Something hard yet flexible jammed itself against his sideways-turned head. The tube of lubricant. He'd dropped it in his struggle. Now he couldn't bend his arm back to pick it up again. He skidded forward. The grease on his shoulders was stripping off as he advanced. He twisted but couldn't move. He screamed but only deafened himself.

They couldn't hear him now. The whole length of the weapon was between them. He was more buried than in a coffin, entombed not beneath dirt, but solid bronze and steel and plastic, tons of metal and explosives plugging him in.

They shoved again and his outstretched hand came up against something curved and solid, and even colder than the plastic that locked him in.

He panted shallowly. At least he could go no farther. The smooth outward curve his outstretched fingers glided over was the outer door. Beyond it was only the sea. In a moment they'd start pulling him back.

Then the thing under his feet shoved yet again. He fought, but it was useless. His head was slowly forced against his curled up hand. His elbow locked against his cheek and the tube wall.

The pressure was still increasing, and suddenly he realized why. They were ballasted down forward. The bow must be nearly beneath the water. And the whole weight of the weapon was pressing against his feet; compressing him against the inner door. He fought like a trapped cat to keep his weight off it, to keep from pushing it outward, but couldn't get a purchase.
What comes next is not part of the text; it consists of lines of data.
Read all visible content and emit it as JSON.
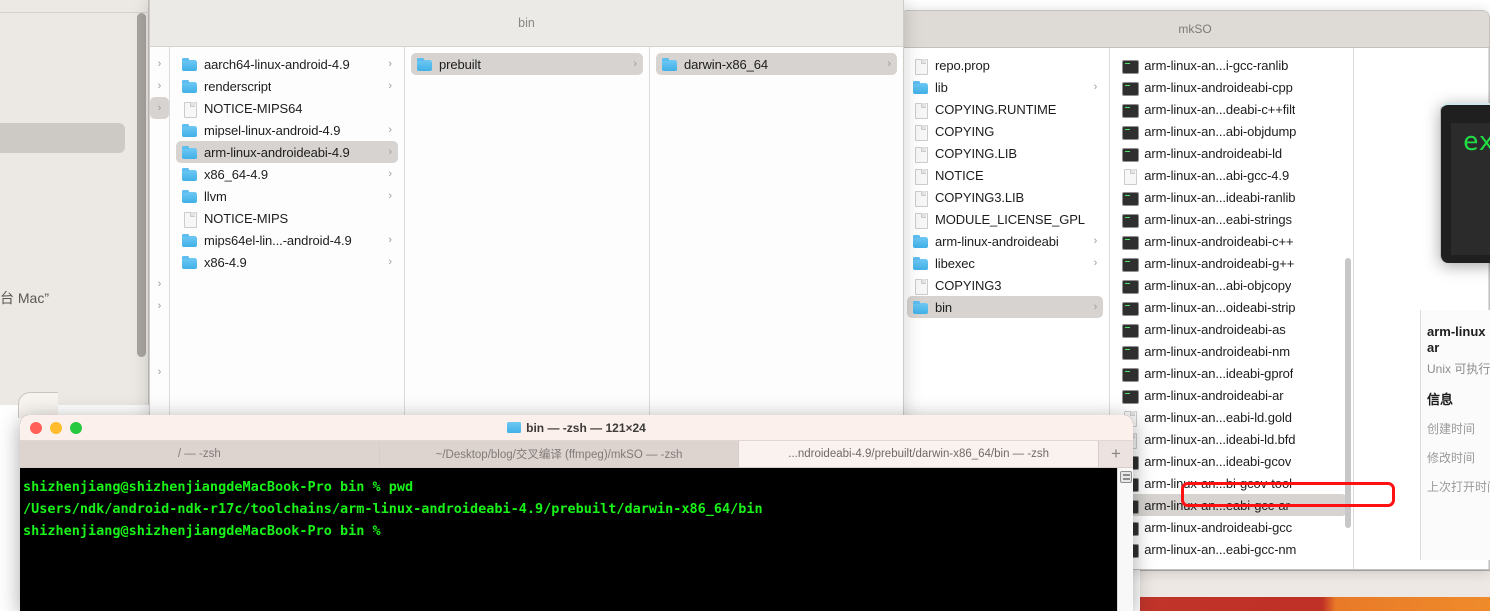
{
  "windows": {
    "bin_window": {
      "title": "bin"
    },
    "mkso_window": {
      "title": "mkSO"
    },
    "left_window": {
      "fragment_text": "台 Mac”"
    },
    "right_terminal_sliver": {
      "text": "ex"
    }
  },
  "finder": {
    "column_1_chevron_only": {
      "note": "",
      "rows": [
        {
          "chevron": "›",
          "selected": false
        },
        {
          "chevron": "›",
          "selected": false
        },
        {
          "chevron": "›",
          "selected": true
        },
        {
          "chevron": "",
          "selected": false
        },
        {
          "chevron": "",
          "selected": false
        },
        {
          "chevron": "",
          "selected": false
        },
        {
          "chevron": "",
          "selected": false
        },
        {
          "chevron": "",
          "selected": false
        },
        {
          "chevron": "",
          "selected": false
        },
        {
          "chevron": "",
          "selected": false
        },
        {
          "chevron": "›",
          "selected": false
        },
        {
          "chevron": "›",
          "selected": false
        },
        {
          "chevron": "",
          "selected": false
        },
        {
          "chevron": "",
          "selected": false
        },
        {
          "chevron": "›",
          "selected": false
        },
        {
          "chevron": "",
          "selected": false
        },
        {
          "chevron": "",
          "selected": false
        },
        {
          "chevron": "›",
          "selected": false
        },
        {
          "chevron": "›",
          "selected": false
        },
        {
          "chevron": "›",
          "selected": false
        }
      ]
    },
    "column_toolchains": {
      "items": [
        {
          "name": "aarch64-linux-android-4.9",
          "icon": "folder-icon",
          "chevron": "›",
          "selected": false
        },
        {
          "name": "renderscript",
          "icon": "folder-icon",
          "chevron": "›",
          "selected": false
        },
        {
          "name": "NOTICE-MIPS64",
          "icon": "document-icon",
          "chevron": "",
          "selected": false
        },
        {
          "name": "mipsel-linux-android-4.9",
          "icon": "folder-icon",
          "chevron": "›",
          "selected": false
        },
        {
          "name": "arm-linux-androideabi-4.9",
          "icon": "folder-icon",
          "chevron": "›",
          "selected": true
        },
        {
          "name": "x86_64-4.9",
          "icon": "folder-icon",
          "chevron": "›",
          "selected": false
        },
        {
          "name": "llvm",
          "icon": "folder-icon",
          "chevron": "›",
          "selected": false
        },
        {
          "name": "NOTICE-MIPS",
          "icon": "document-icon",
          "chevron": "",
          "selected": false
        },
        {
          "name": "mips64el-lin...-android-4.9",
          "icon": "folder-icon",
          "chevron": "›",
          "selected": false
        },
        {
          "name": "x86-4.9",
          "icon": "folder-icon",
          "chevron": "›",
          "selected": false
        }
      ]
    },
    "column_prebuilt": {
      "items": [
        {
          "name": "prebuilt",
          "icon": "folder-icon",
          "chevron": "›",
          "selected": true
        }
      ]
    },
    "column_darwin": {
      "items": [
        {
          "name": "darwin-x86_64",
          "icon": "folder-icon",
          "chevron": "›",
          "selected": true
        }
      ]
    },
    "column_darwin_contents": {
      "items": [
        {
          "name": "repo.prop",
          "icon": "document-icon",
          "chevron": "",
          "selected": false
        },
        {
          "name": "lib",
          "icon": "folder-icon",
          "chevron": "›",
          "selected": false
        },
        {
          "name": "COPYING.RUNTIME",
          "icon": "document-icon",
          "chevron": "",
          "selected": false
        },
        {
          "name": "COPYING",
          "icon": "document-icon",
          "chevron": "",
          "selected": false
        },
        {
          "name": "COPYING.LIB",
          "icon": "document-icon",
          "chevron": "",
          "selected": false
        },
        {
          "name": "NOTICE",
          "icon": "document-icon",
          "chevron": "",
          "selected": false
        },
        {
          "name": "COPYING3.LIB",
          "icon": "document-icon",
          "chevron": "",
          "selected": false
        },
        {
          "name": "MODULE_LICENSE_GPL",
          "icon": "document-icon",
          "chevron": "",
          "selected": false
        },
        {
          "name": "arm-linux-androideabi",
          "icon": "folder-icon",
          "chevron": "›",
          "selected": false
        },
        {
          "name": "libexec",
          "icon": "folder-icon",
          "chevron": "›",
          "selected": false
        },
        {
          "name": "COPYING3",
          "icon": "document-icon",
          "chevron": "",
          "selected": false
        },
        {
          "name": "bin",
          "icon": "folder-icon",
          "chevron": "›",
          "selected": true
        }
      ]
    },
    "column_bin_contents": {
      "items": [
        {
          "name": "arm-linux-an...i-gcc-ranlib",
          "icon": "unix-executable-icon",
          "selected": false,
          "highlighted": false
        },
        {
          "name": "arm-linux-androideabi-cpp",
          "icon": "unix-executable-icon",
          "selected": false,
          "highlighted": false
        },
        {
          "name": "arm-linux-an...deabi-c++filt",
          "icon": "unix-executable-icon",
          "selected": false,
          "highlighted": false
        },
        {
          "name": "arm-linux-an...abi-objdump",
          "icon": "unix-executable-icon",
          "selected": false,
          "highlighted": false
        },
        {
          "name": "arm-linux-androideabi-ld",
          "icon": "unix-executable-icon",
          "selected": false,
          "highlighted": false
        },
        {
          "name": "arm-linux-an...abi-gcc-4.9",
          "icon": "document-icon",
          "selected": false,
          "highlighted": false
        },
        {
          "name": "arm-linux-an...ideabi-ranlib",
          "icon": "unix-executable-icon",
          "selected": false,
          "highlighted": false
        },
        {
          "name": "arm-linux-an...eabi-strings",
          "icon": "unix-executable-icon",
          "selected": false,
          "highlighted": false
        },
        {
          "name": "arm-linux-androideabi-c++",
          "icon": "unix-executable-icon",
          "selected": false,
          "highlighted": false
        },
        {
          "name": "arm-linux-androideabi-g++",
          "icon": "unix-executable-icon",
          "selected": false,
          "highlighted": false
        },
        {
          "name": "arm-linux-an...abi-objcopy",
          "icon": "unix-executable-icon",
          "selected": false,
          "highlighted": false
        },
        {
          "name": "arm-linux-an...oideabi-strip",
          "icon": "unix-executable-icon",
          "selected": false,
          "highlighted": false
        },
        {
          "name": "arm-linux-androideabi-as",
          "icon": "unix-executable-icon",
          "selected": false,
          "highlighted": false
        },
        {
          "name": "arm-linux-androideabi-nm",
          "icon": "unix-executable-icon",
          "selected": false,
          "highlighted": false
        },
        {
          "name": "arm-linux-an...ideabi-gprof",
          "icon": "unix-executable-icon",
          "selected": false,
          "highlighted": false
        },
        {
          "name": "arm-linux-androideabi-ar",
          "icon": "unix-executable-icon",
          "selected": false,
          "highlighted": false
        },
        {
          "name": "arm-linux-an...eabi-ld.gold",
          "icon": "document-icon",
          "selected": false,
          "highlighted": false
        },
        {
          "name": "arm-linux-an...ideabi-ld.bfd",
          "icon": "document-icon",
          "selected": false,
          "highlighted": false
        },
        {
          "name": "arm-linux-an...ideabi-gcov",
          "icon": "unix-executable-icon",
          "selected": false,
          "highlighted": false
        },
        {
          "name": "arm-linux-an...bi-gcov-tool",
          "icon": "unix-executable-icon",
          "selected": false,
          "highlighted": false
        },
        {
          "name": "arm-linux-an...eabi-gcc-ar",
          "icon": "unix-executable-icon",
          "selected": true,
          "highlighted": true
        },
        {
          "name": "arm-linux-androideabi-gcc",
          "icon": "unix-executable-icon",
          "selected": false,
          "highlighted": false
        },
        {
          "name": "arm-linux-an...eabi-gcc-nm",
          "icon": "unix-executable-icon",
          "selected": false,
          "highlighted": false
        }
      ]
    }
  },
  "info_panel": {
    "title_line1": "arm-linux",
    "title_line2": "ar",
    "kind": "Unix 可执行",
    "section_header": "信息",
    "fields": [
      "创建时间",
      "修改时间",
      "上次打开时间"
    ]
  },
  "terminal": {
    "title": "bin — -zsh — 121×24",
    "tabs": [
      {
        "label": "/ — -zsh",
        "active": false
      },
      {
        "label": "~/Desktop/blog/交叉编译 (ffmpeg)/mkSO — -zsh",
        "active": false
      },
      {
        "label": "...ndroideabi-4.9/prebuilt/darwin-x86_64/bin — -zsh",
        "active": true
      }
    ],
    "new_tab_label": "+",
    "lines": [
      "shizhenjiang@shizhenjiangdeMacBook-Pro bin % pwd",
      "/Users/ndk/android-ndk-r17c/toolchains/arm-linux-androideabi-4.9/prebuilt/darwin-x86_64/bin",
      "shizhenjiang@shizhenjiangdeMacBook-Pro bin % "
    ]
  },
  "colors": {
    "annotation_red": "#ff1111",
    "terminal_green": "#19f319",
    "folder_blue": "#3fb0e8",
    "selection_gray": "#d6d3d0"
  }
}
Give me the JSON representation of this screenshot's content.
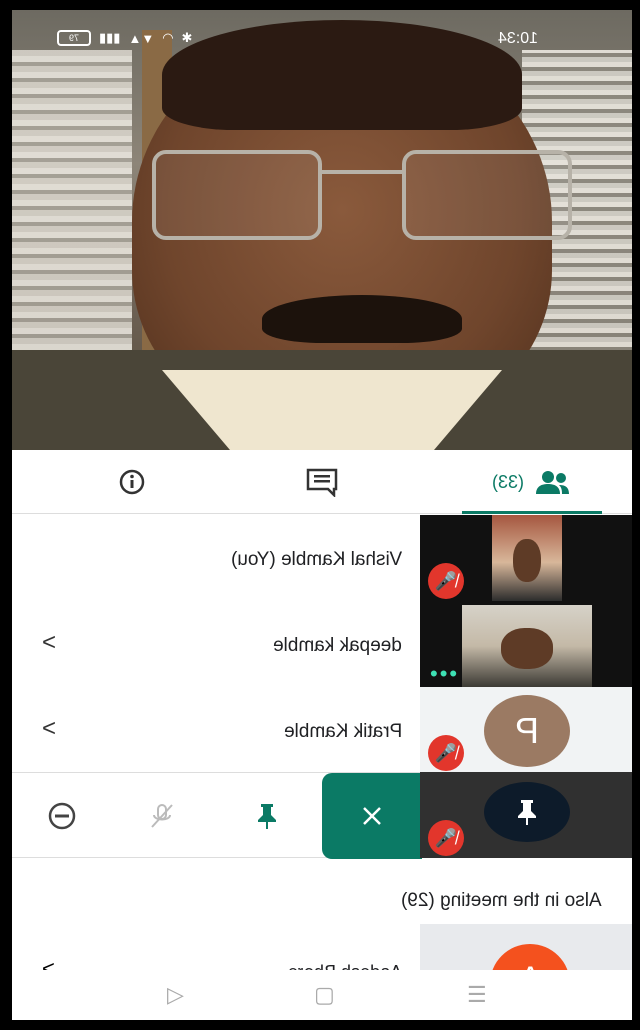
{
  "status_bar": {
    "time": "10:34",
    "battery": "79"
  },
  "tabs": {
    "people_count": "(33)"
  },
  "participants": [
    {
      "name": "Vishal Kamble (You)"
    },
    {
      "name": "deepak kamble"
    },
    {
      "name": "Pratik Kamble",
      "avatar_letter": "P"
    }
  ],
  "section": {
    "title": "Also in the meeting (29)"
  },
  "partial_row": {
    "name": "Aadesh Bhore",
    "avatar_letter": "A"
  },
  "colors": {
    "accent": "#0b7a65",
    "mic_off": "#e2362c",
    "avatar_a": "#f4511e"
  },
  "icons": {
    "info": "info-icon",
    "chat": "chat-icon",
    "people": "people-icon",
    "pin": "pin-icon",
    "mic_off": "mic-off-icon",
    "remove": "remove-icon",
    "close": "close-icon"
  }
}
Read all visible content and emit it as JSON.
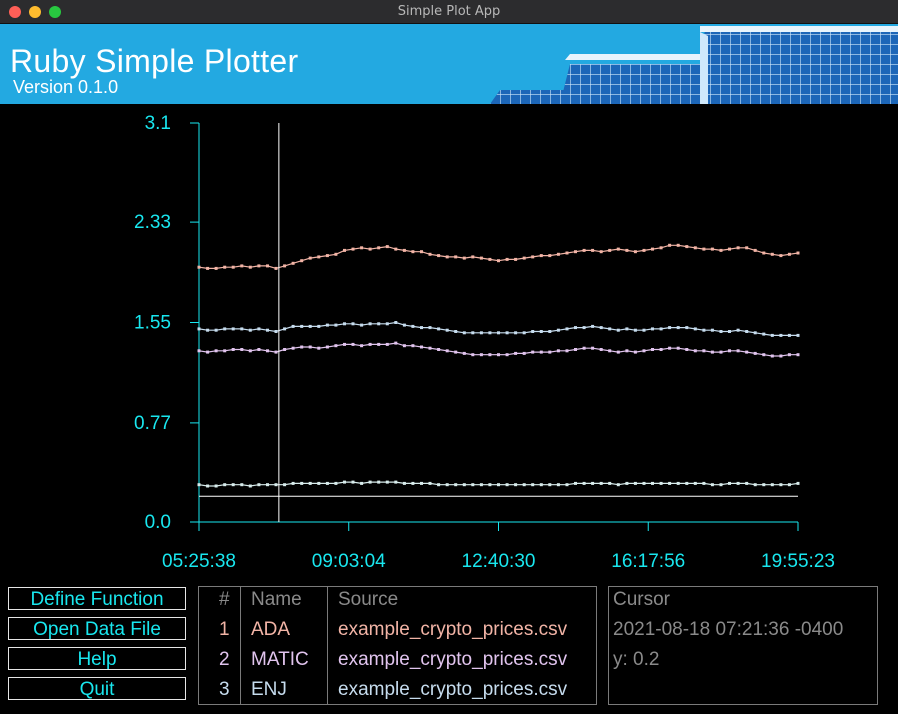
{
  "window": {
    "title": "Simple Plot App"
  },
  "header": {
    "title": "Ruby Simple Plotter",
    "version": "Version 0.1.0"
  },
  "colors": {
    "accent": "#19e7ef",
    "ada": "#f2b4a6",
    "matic": "#e1c4ee",
    "enj": "#c6dcee",
    "fourth": "#d8ecec"
  },
  "chart_data": {
    "type": "line",
    "y_ticks": [
      "3.1",
      "2.33",
      "1.55",
      "0.77",
      "0.0"
    ],
    "x_ticks": [
      "05:25:38",
      "09:03:04",
      "12:40:30",
      "16:17:56",
      "19:55:23"
    ],
    "ylim": [
      0,
      3.1
    ],
    "x_range": [
      "05:25:38",
      "19:55:23"
    ],
    "cursor_x": "07:21:36",
    "cursor_y": 0.2,
    "series": [
      {
        "name": "ADA",
        "color": "#f2b4a6",
        "values": [
          1.98,
          1.97,
          1.97,
          1.98,
          1.98,
          1.99,
          1.98,
          1.99,
          1.99,
          1.97,
          1.99,
          2.01,
          2.03,
          2.05,
          2.06,
          2.07,
          2.08,
          2.11,
          2.12,
          2.13,
          2.12,
          2.13,
          2.14,
          2.12,
          2.11,
          2.1,
          2.1,
          2.08,
          2.07,
          2.06,
          2.06,
          2.05,
          2.06,
          2.05,
          2.04,
          2.03,
          2.04,
          2.04,
          2.05,
          2.06,
          2.07,
          2.07,
          2.08,
          2.09,
          2.1,
          2.11,
          2.11,
          2.1,
          2.11,
          2.12,
          2.11,
          2.1,
          2.11,
          2.12,
          2.13,
          2.15,
          2.15,
          2.14,
          2.13,
          2.12,
          2.12,
          2.11,
          2.12,
          2.13,
          2.13,
          2.11,
          2.09,
          2.08,
          2.07,
          2.08,
          2.09
        ]
      },
      {
        "name": "MATIC",
        "color": "#e1c4ee",
        "values": [
          1.33,
          1.32,
          1.33,
          1.33,
          1.34,
          1.34,
          1.33,
          1.34,
          1.33,
          1.32,
          1.34,
          1.35,
          1.36,
          1.36,
          1.35,
          1.36,
          1.37,
          1.38,
          1.38,
          1.37,
          1.38,
          1.38,
          1.38,
          1.39,
          1.37,
          1.37,
          1.36,
          1.35,
          1.34,
          1.33,
          1.32,
          1.31,
          1.3,
          1.3,
          1.3,
          1.3,
          1.3,
          1.31,
          1.31,
          1.32,
          1.32,
          1.32,
          1.33,
          1.33,
          1.34,
          1.35,
          1.35,
          1.34,
          1.33,
          1.32,
          1.33,
          1.32,
          1.33,
          1.34,
          1.34,
          1.35,
          1.35,
          1.34,
          1.33,
          1.33,
          1.32,
          1.32,
          1.33,
          1.33,
          1.32,
          1.31,
          1.3,
          1.29,
          1.29,
          1.3,
          1.3
        ]
      },
      {
        "name": "ENJ",
        "color": "#c6dcee",
        "values": [
          1.5,
          1.49,
          1.49,
          1.5,
          1.5,
          1.5,
          1.49,
          1.5,
          1.49,
          1.48,
          1.5,
          1.52,
          1.52,
          1.52,
          1.52,
          1.53,
          1.53,
          1.54,
          1.54,
          1.53,
          1.54,
          1.54,
          1.54,
          1.55,
          1.53,
          1.52,
          1.51,
          1.51,
          1.5,
          1.49,
          1.48,
          1.47,
          1.47,
          1.47,
          1.47,
          1.47,
          1.47,
          1.47,
          1.47,
          1.48,
          1.48,
          1.48,
          1.49,
          1.5,
          1.51,
          1.51,
          1.52,
          1.51,
          1.5,
          1.49,
          1.5,
          1.49,
          1.49,
          1.5,
          1.5,
          1.51,
          1.51,
          1.51,
          1.5,
          1.49,
          1.49,
          1.48,
          1.48,
          1.49,
          1.48,
          1.47,
          1.46,
          1.45,
          1.45,
          1.45,
          1.45
        ]
      },
      {
        "name": "",
        "color": "#d8ecec",
        "values": [
          0.29,
          0.28,
          0.28,
          0.29,
          0.29,
          0.29,
          0.28,
          0.29,
          0.29,
          0.29,
          0.29,
          0.3,
          0.3,
          0.3,
          0.3,
          0.3,
          0.3,
          0.31,
          0.31,
          0.3,
          0.31,
          0.31,
          0.31,
          0.31,
          0.3,
          0.3,
          0.3,
          0.3,
          0.29,
          0.29,
          0.29,
          0.29,
          0.29,
          0.29,
          0.29,
          0.29,
          0.29,
          0.29,
          0.29,
          0.29,
          0.29,
          0.29,
          0.29,
          0.29,
          0.3,
          0.3,
          0.3,
          0.3,
          0.3,
          0.29,
          0.3,
          0.3,
          0.3,
          0.3,
          0.3,
          0.3,
          0.3,
          0.3,
          0.3,
          0.3,
          0.29,
          0.29,
          0.3,
          0.3,
          0.3,
          0.29,
          0.29,
          0.29,
          0.29,
          0.29,
          0.3
        ]
      }
    ]
  },
  "buttons": {
    "define_function": "Define Function",
    "open_data_file": "Open Data File",
    "help": "Help",
    "quit": "Quit"
  },
  "table": {
    "headers": [
      "#",
      "Name",
      "Source"
    ],
    "rows": [
      {
        "num": "1",
        "name": "ADA",
        "source": "example_crypto_prices.csv"
      },
      {
        "num": "2",
        "name": "MATIC",
        "source": "example_crypto_prices.csv"
      },
      {
        "num": "3",
        "name": "ENJ",
        "source": "example_crypto_prices.csv"
      }
    ]
  },
  "cursor_panel": {
    "title": "Cursor",
    "timestamp": "2021-08-18 07:21:36 -0400",
    "y": "y: 0.2"
  }
}
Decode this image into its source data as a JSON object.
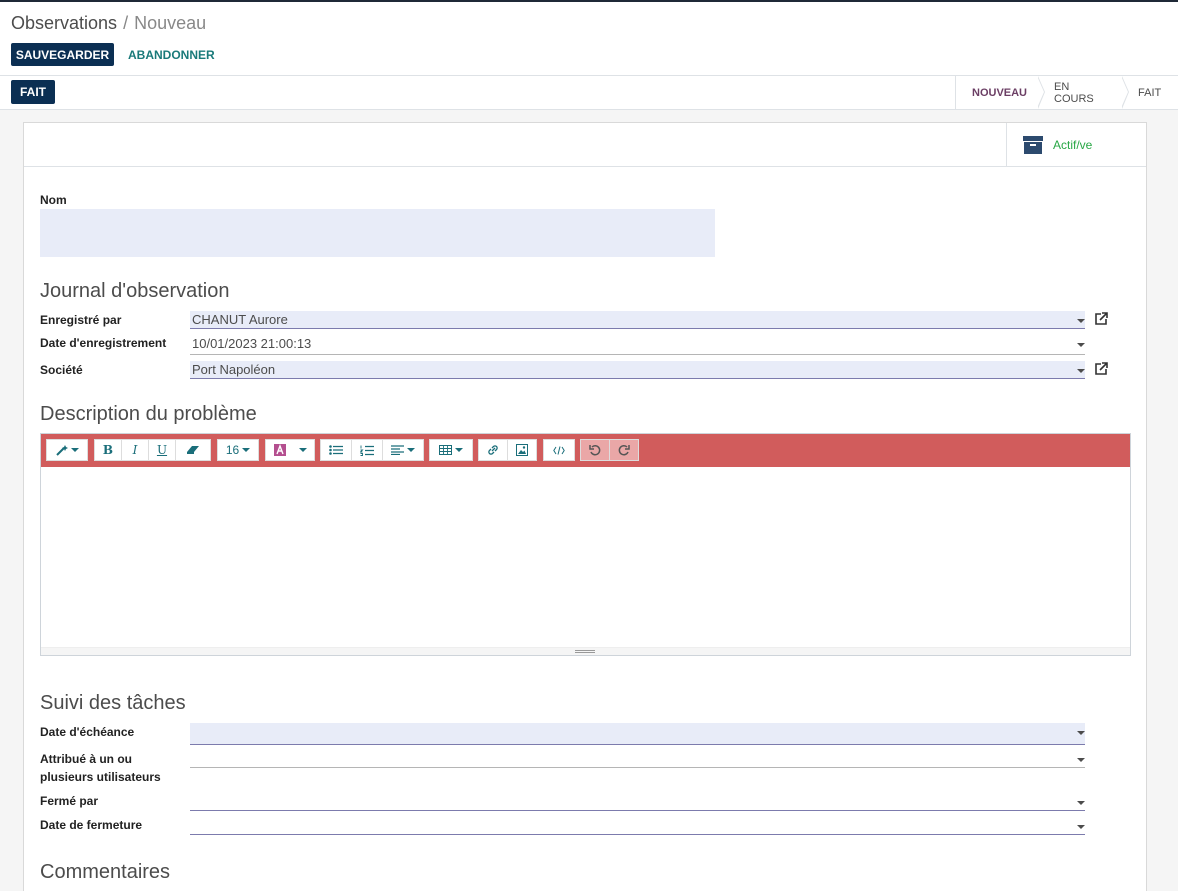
{
  "breadcrumb": {
    "parent": "Observations",
    "separator": "/",
    "current": "Nouveau"
  },
  "actions": {
    "save": "SAUVEGARDER",
    "discard": "ABANDONNER"
  },
  "statusbar": {
    "done_button": "FAIT",
    "steps": [
      {
        "label": "NOUVEAU",
        "active": true
      },
      {
        "label": "EN COURS",
        "active": false
      },
      {
        "label": "FAIT",
        "active": false
      }
    ]
  },
  "button_box": {
    "archive_label": "Actif/ve",
    "archive_icon": "archive-box-icon"
  },
  "form": {
    "name_label": "Nom",
    "name_value": "",
    "journal": {
      "title": "Journal d'observation",
      "recorded_by_label": "Enregistré par",
      "recorded_by_value": "CHANUT Aurore",
      "recorded_date_label": "Date d'enregistrement",
      "recorded_date_value": "10/01/2023 21:00:13",
      "company_label": "Société",
      "company_value": "Port Napoléon"
    },
    "description": {
      "title": "Description du problème",
      "font_size": "16",
      "toolbar_icons": [
        "magic-wand-icon",
        "bold-icon",
        "italic-icon",
        "underline-icon",
        "eraser-icon",
        "font-size-dropdown",
        "font-color-icon",
        "bullet-list-icon",
        "numbered-list-icon",
        "align-icon",
        "table-icon",
        "link-icon",
        "image-icon",
        "code-view-icon",
        "undo-icon",
        "redo-icon"
      ]
    },
    "tasks": {
      "title": "Suivi des tâches",
      "due_date_label": "Date d'échéance",
      "due_date_value": "",
      "assigned_label_1": "Attribué à un ou",
      "assigned_label_2": "plusieurs utilisateurs",
      "assigned_value": "",
      "closed_by_label": "Fermé par",
      "closed_by_value": "",
      "closed_date_label": "Date de fermeture",
      "closed_date_value": ""
    },
    "comments_title": "Commentaires"
  },
  "colors": {
    "primary": "#0b2f53",
    "link": "#1a7a7a",
    "toolbar_bg": "#d15c5c",
    "field_fill": "#e8ecf8",
    "active_step": "#6b3e64",
    "archive_green": "#28a745"
  }
}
A thin cold spray tickled his face. He panted, eyes straining into the utter dark. Waiting for the next shove. For the spray to increase, and spread around the circumference of the seal.

A faint whine penetrated the metal around him. After a moment he recognized it as the prop of the swimmer delivery vehicle, outside. It ran for several seconds. Then
descended the scale, like a portable drill winding down as it ran out of charge.